Clinical research organizations (CROs) have never had greater clout. As drug sponsors raced to shed fixed costs while simultaneously struggling to replenish anemic pipelines, CROs stepped in to shoulder more of the development workload.
Business boomed (even if profits sometimes haven’t) and CROs grew steadily in size and the scope of services offered. Making sense of this new reality was a central theme at the “Partnership in Clinical Trials Congress” (PCT) held last month in Hamburg, Germany.
“We have data that now suggests CROs globally employ more personnel to support drug development than do the pharma and biotech companies,” said Ken Getz, senior fellow, Tufts Center for the Study of Drug Development, and a keynote speaker at PCT. “We’re seeing profound changes in the CRO-biopharma relationship.”
CRO market size estimates vary, but it’s broadly agreed there are at least 1,100 CROs worldwide and that CRO revenue now exceeds $20 billion, with some predicting revenue could reach $30 billion in 2015. A handful of giants—Quintiles, Covance, PPD, Parexel, ICON, etc.—dominate the landscape, but many more small and medium-size CROs also serve the market.
The biggest change, said Getz, is a shift toward strategic, integrated relationships that place “much more operational risk and resource risk” on CROs. “Whereas in the past companies used to engage CROs primarily for capacity or expertise in a very specific task—it might be a medical writer or a study monitor for a specific project—now many major and mid-size pharma and biotech companies engage a preferred CRO to provide a whole suite of activities for an entire portfolio.

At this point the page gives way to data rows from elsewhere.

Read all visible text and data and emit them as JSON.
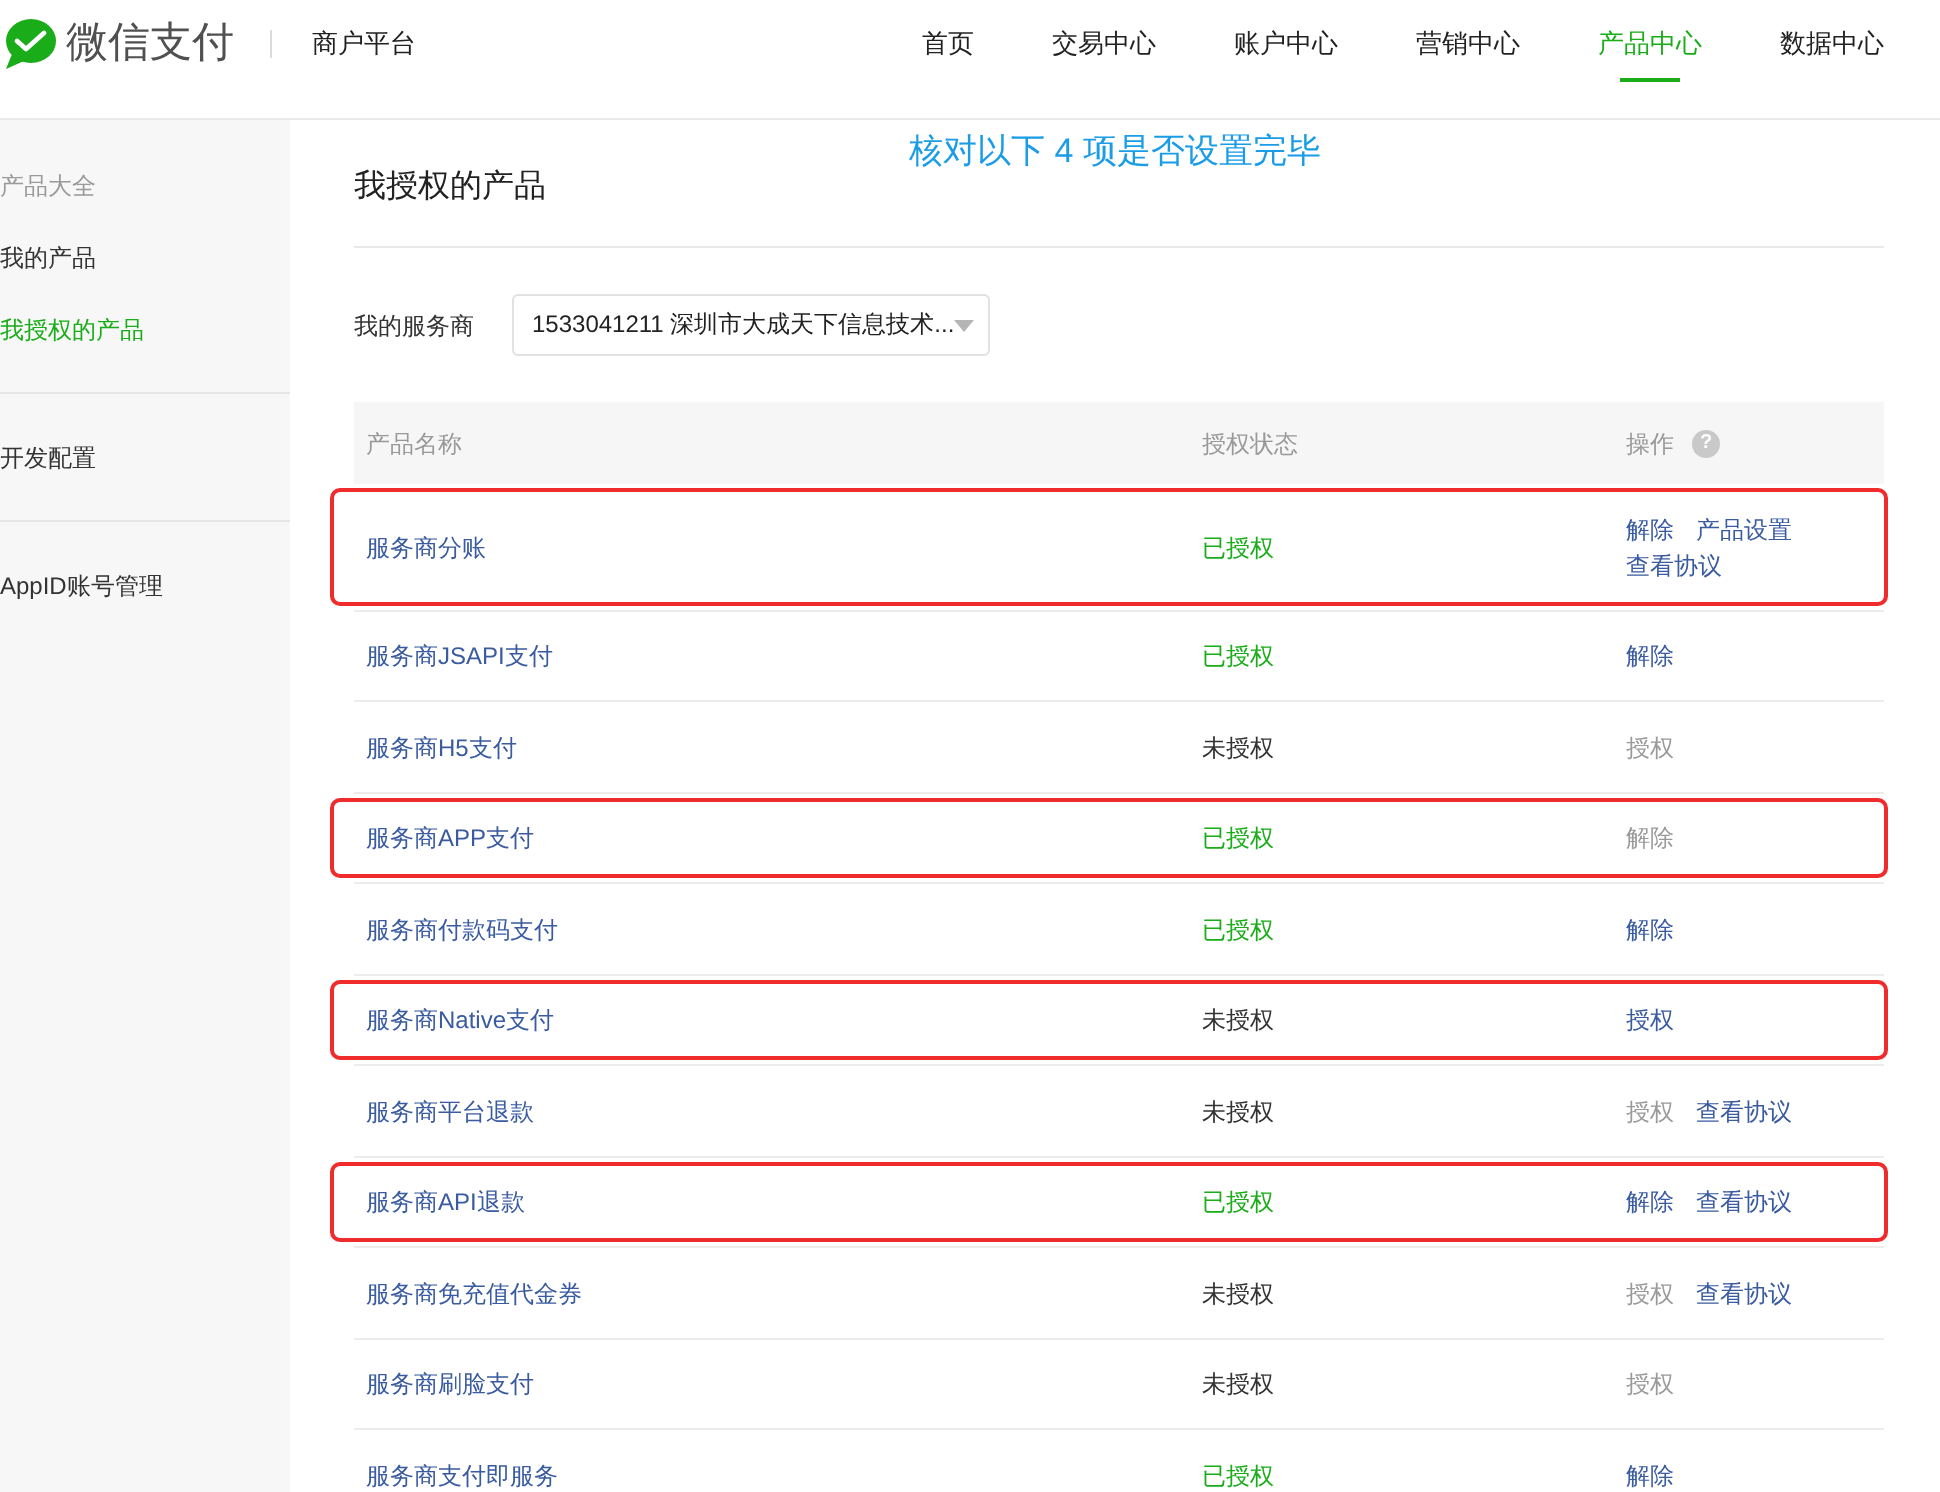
{
  "header": {
    "logo_text": "微信支付",
    "platform": "商户平台",
    "nav": [
      {
        "label": "首页",
        "selected": false
      },
      {
        "label": "交易中心",
        "selected": false
      },
      {
        "label": "账户中心",
        "selected": false
      },
      {
        "label": "营销中心",
        "selected": false
      },
      {
        "label": "产品中心",
        "selected": true
      },
      {
        "label": "数据中心",
        "selected": false
      }
    ]
  },
  "sidebar": {
    "sections": [
      {
        "title": "产品大全",
        "items": [
          {
            "label": "我的产品",
            "selected": false
          },
          {
            "label": "我授权的产品",
            "selected": true
          }
        ]
      },
      {
        "items": [
          {
            "label": "开发配置",
            "selected": false
          }
        ]
      },
      {
        "items": [
          {
            "label": "AppID账号管理",
            "selected": false
          }
        ]
      }
    ]
  },
  "annotation": {
    "text": "核对以下 4 项是否设置完毕"
  },
  "page": {
    "title": "我授权的产品",
    "filter": {
      "label": "我的服务商",
      "value": "1533041211 深圳市大成天下信息技术..."
    }
  },
  "table": {
    "columns": [
      {
        "label": "产品名称"
      },
      {
        "label": "授权状态"
      },
      {
        "label": "操作",
        "help": "?"
      }
    ],
    "rows": [
      {
        "name": "服务商分账",
        "status": "已授权",
        "authorized": true,
        "highlighted": true,
        "actions": [
          {
            "label": "解除",
            "disabled": false
          },
          {
            "label": "产品设置",
            "disabled": false
          },
          {
            "label": "查看协议",
            "disabled": false
          }
        ]
      },
      {
        "name": "服务商JSAPI支付",
        "status": "已授权",
        "authorized": true,
        "highlighted": false,
        "actions": [
          {
            "label": "解除",
            "disabled": false
          }
        ]
      },
      {
        "name": "服务商H5支付",
        "status": "未授权",
        "authorized": false,
        "highlighted": false,
        "actions": [
          {
            "label": "授权",
            "disabled": true
          }
        ]
      },
      {
        "name": "服务商APP支付",
        "status": "已授权",
        "authorized": true,
        "highlighted": true,
        "actions": [
          {
            "label": "解除",
            "disabled": true
          }
        ]
      },
      {
        "name": "服务商付款码支付",
        "status": "已授权",
        "authorized": true,
        "highlighted": false,
        "actions": [
          {
            "label": "解除",
            "disabled": false
          }
        ]
      },
      {
        "name": "服务商Native支付",
        "status": "未授权",
        "authorized": false,
        "highlighted": true,
        "actions": [
          {
            "label": "授权",
            "disabled": false
          }
        ]
      },
      {
        "name": "服务商平台退款",
        "status": "未授权",
        "authorized": false,
        "highlighted": false,
        "actions": [
          {
            "label": "授权",
            "disabled": true
          },
          {
            "label": "查看协议",
            "disabled": false
          }
        ]
      },
      {
        "name": "服务商API退款",
        "status": "已授权",
        "authorized": true,
        "highlighted": true,
        "actions": [
          {
            "label": "解除",
            "disabled": false
          },
          {
            "label": "查看协议",
            "disabled": false
          }
        ]
      },
      {
        "name": "服务商免充值代金券",
        "status": "未授权",
        "authorized": false,
        "highlighted": false,
        "actions": [
          {
            "label": "授权",
            "disabled": true
          },
          {
            "label": "查看协议",
            "disabled": false
          }
        ]
      },
      {
        "name": "服务商刷脸支付",
        "status": "未授权",
        "authorized": false,
        "highlighted": false,
        "actions": [
          {
            "label": "授权",
            "disabled": true
          }
        ]
      },
      {
        "name": "服务商支付即服务",
        "status": "已授权",
        "authorized": true,
        "highlighted": false,
        "actions": [
          {
            "label": "解除",
            "disabled": false
          }
        ]
      }
    ]
  }
}
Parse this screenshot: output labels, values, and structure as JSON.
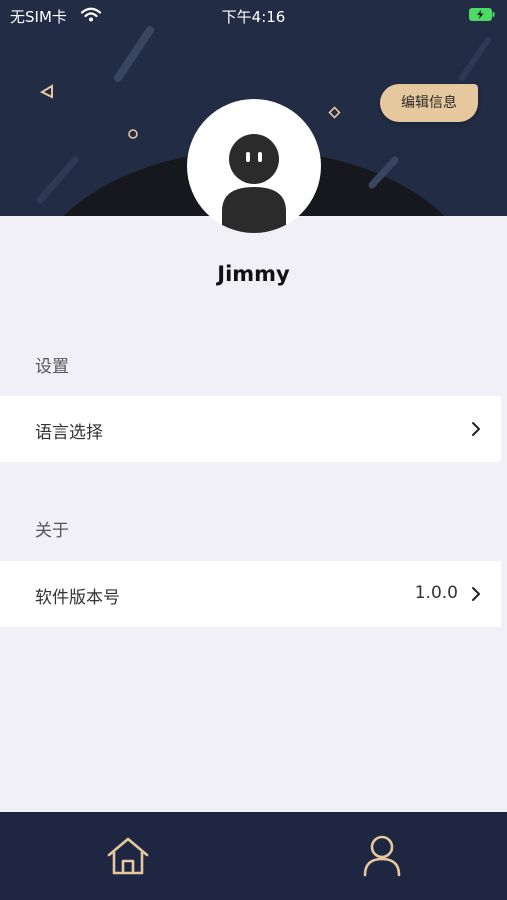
{
  "status_bar": {
    "carrier": "无SIM卡",
    "time": "下午4:16"
  },
  "header": {
    "edit_button_label": "编辑信息"
  },
  "profile": {
    "username": "Jimmy"
  },
  "sections": [
    {
      "title": "设置",
      "rows": [
        {
          "label": "语言选择",
          "value": ""
        }
      ]
    },
    {
      "title": "关于",
      "rows": [
        {
          "label": "软件版本号",
          "value": "1.0.0"
        }
      ]
    }
  ],
  "tabbar": {
    "items": [
      {
        "icon": "home-icon"
      },
      {
        "icon": "user-icon"
      }
    ]
  },
  "colors": {
    "header_bg": "#232c45",
    "accent": "#e6c89e",
    "page_bg": "#f1f0f6",
    "tabbar_bg": "#1e2641",
    "battery": "#4cd964"
  }
}
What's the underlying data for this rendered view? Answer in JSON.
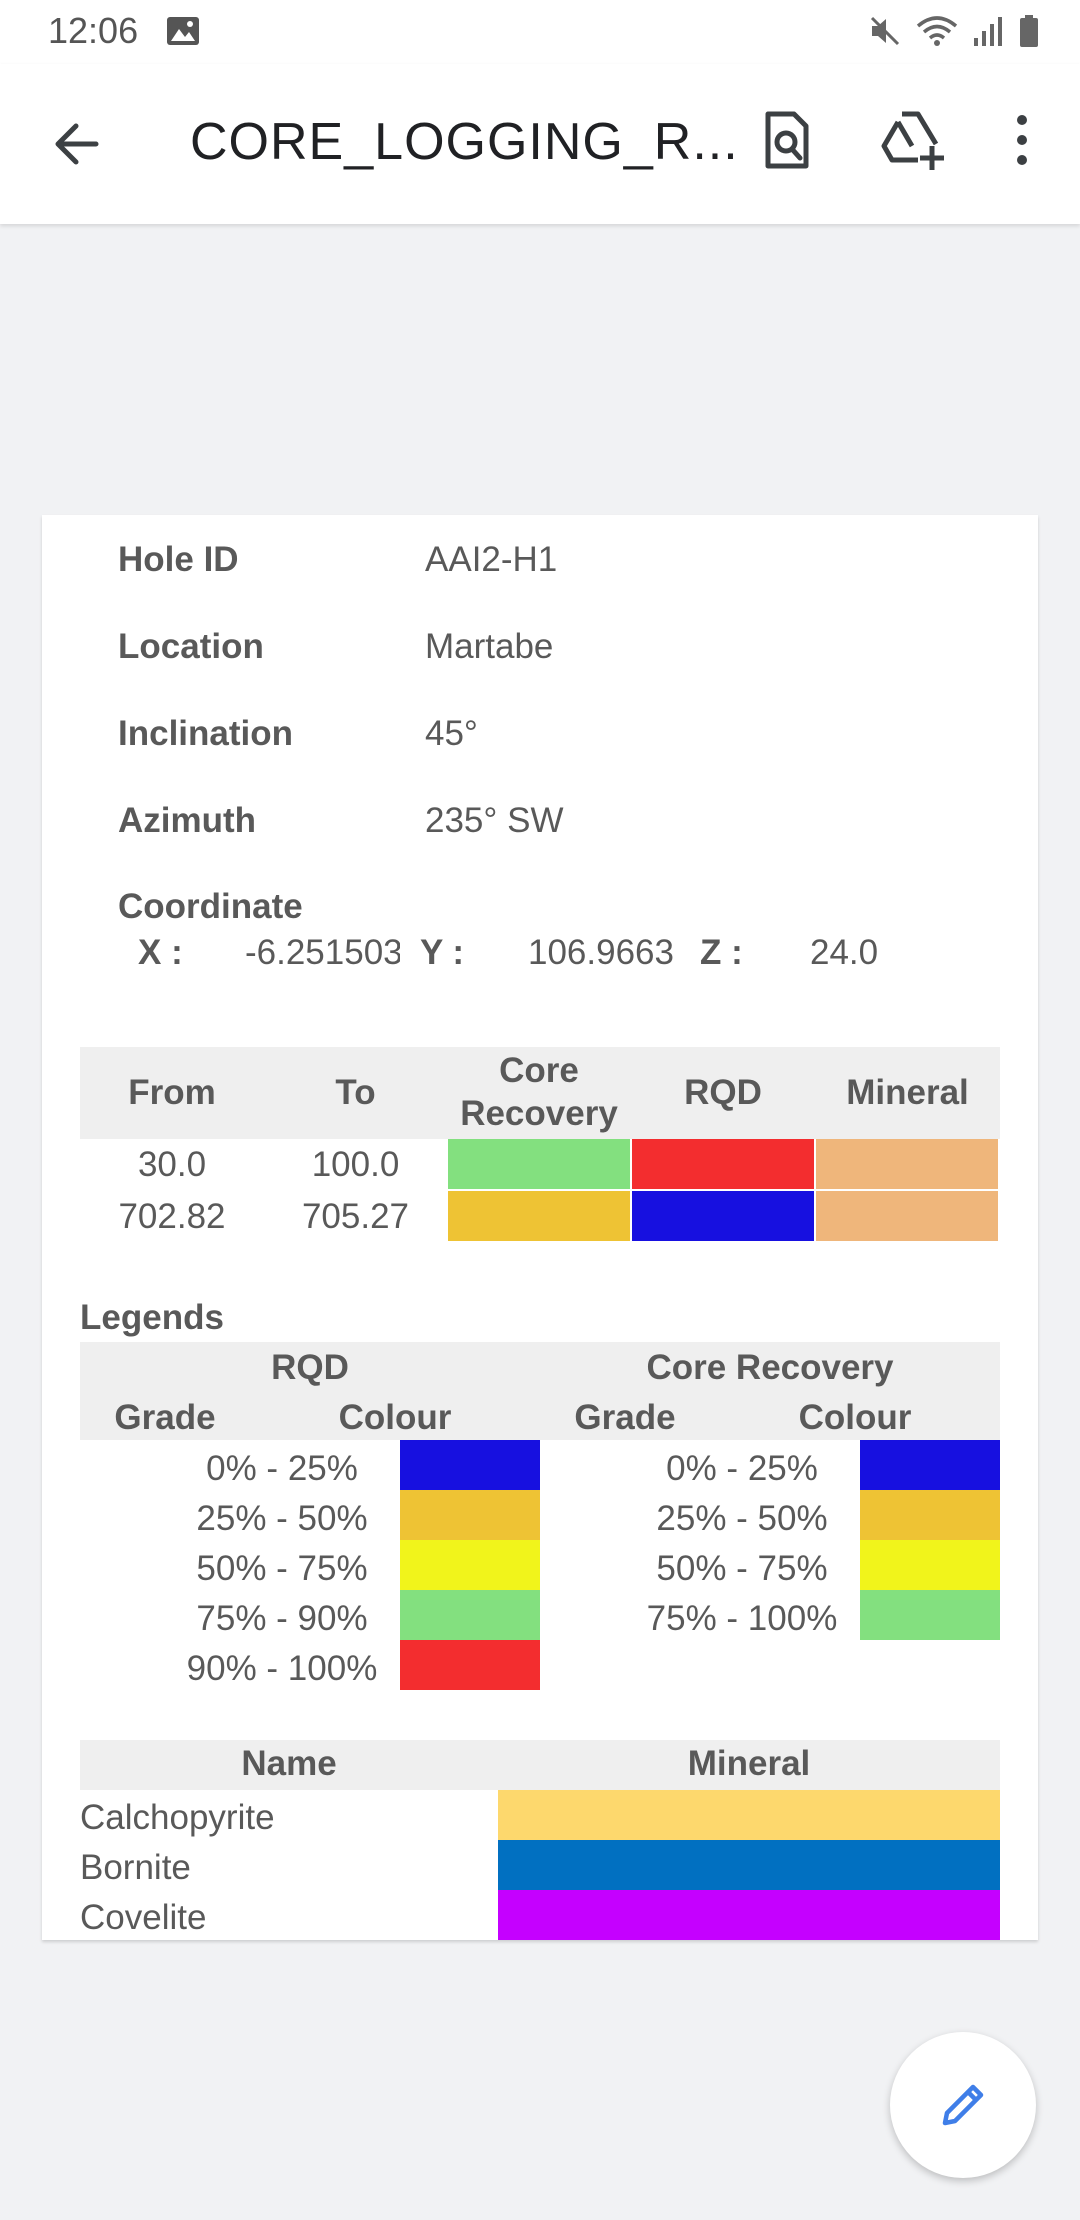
{
  "status_bar": {
    "time": "12:06"
  },
  "app_bar": {
    "title": "CORE_LOGGING_R..."
  },
  "info": {
    "hole_id_label": "Hole ID",
    "hole_id": "AAI2-H1",
    "location_label": "Location",
    "location": "Martabe",
    "inclination_label": "Inclination",
    "inclination": "45°",
    "azimuth_label": "Azimuth",
    "azimuth": "235° SW",
    "coordinate_label": "Coordinate",
    "x_label": "X :",
    "x_value": "-6.251503",
    "y_label": "Y :",
    "y_value": "106.9663",
    "z_label": "Z :",
    "z_value": "24.0"
  },
  "log_table": {
    "headers": {
      "from": "From",
      "to": "To",
      "core_recovery_1": "Core",
      "core_recovery_2": "Recovery",
      "rqd": "RQD",
      "mineral": "Mineral"
    },
    "rows": [
      {
        "from": "30.0",
        "to": "100.0",
        "core_color": "#83e07f",
        "rqd_color": "#f32d2f",
        "mineral_color": "#efb67b"
      },
      {
        "from": "702.82",
        "to": "705.27",
        "core_color": "#eec334",
        "rqd_color": "#1710e0",
        "mineral_color": "#efb67b"
      }
    ]
  },
  "legends": {
    "title": "Legends",
    "rqd_header": "RQD",
    "core_header": "Core Recovery",
    "grade_label": "Grade",
    "colour_label": "Colour",
    "rqd": [
      {
        "grade": "0% - 25%",
        "color": "#1710e0"
      },
      {
        "grade": "25% - 50%",
        "color": "#eec334"
      },
      {
        "grade": "50% - 75%",
        "color": "#f1f41b"
      },
      {
        "grade": "75% - 90%",
        "color": "#83e07f"
      },
      {
        "grade": "90% - 100%",
        "color": "#f32d2f"
      }
    ],
    "core": [
      {
        "grade": "0% - 25%",
        "color": "#1710e0"
      },
      {
        "grade": "25% - 50%",
        "color": "#eec334"
      },
      {
        "grade": "50% - 75%",
        "color": "#f1f41b"
      },
      {
        "grade": "75% - 100%",
        "color": "#83e07f"
      }
    ]
  },
  "minerals": {
    "name_header": "Name",
    "mineral_header": "Mineral",
    "items": [
      {
        "name": "Calchopyrite",
        "color": "#fdd86d"
      },
      {
        "name": "Bornite",
        "color": "#0170c1"
      },
      {
        "name": "Covelite",
        "color": "#c500ff"
      }
    ]
  }
}
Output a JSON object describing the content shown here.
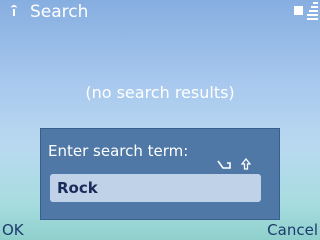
{
  "status_bar": {
    "title": "Search",
    "signal_icon": "signal-antenna-icon",
    "indicator_icon": "active-app-indicator-icon",
    "battery_icon": "battery-icon"
  },
  "main": {
    "empty_message": "(no search results)"
  },
  "dialog": {
    "prompt": "Enter search term:",
    "input_mode_icons": [
      "predictive-text-icon",
      "shift-icon"
    ],
    "search_value": "Rock"
  },
  "softkeys": {
    "left": "OK",
    "right": "Cancel"
  }
}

“A company like Pfizer, for example, might choose to work with two CROs, and give one of them an entire program to do everything soup to nuts. The CRO will have or engage all the investigator sites, monitor all the sites, collect, clean, and manage the data. It will analyze the data and write up the submission. You are really giving the CRO all of the operating activities in the program,” Getz said.
“It’s really the largest CROs that have been able to service these strategic alliances. They have the scale,” said Getz. “These are longer-term relationships and there’s a very high cost for the sponsor to switch and change that relationship, so the largest CROs are securing and locking up that part of the market.”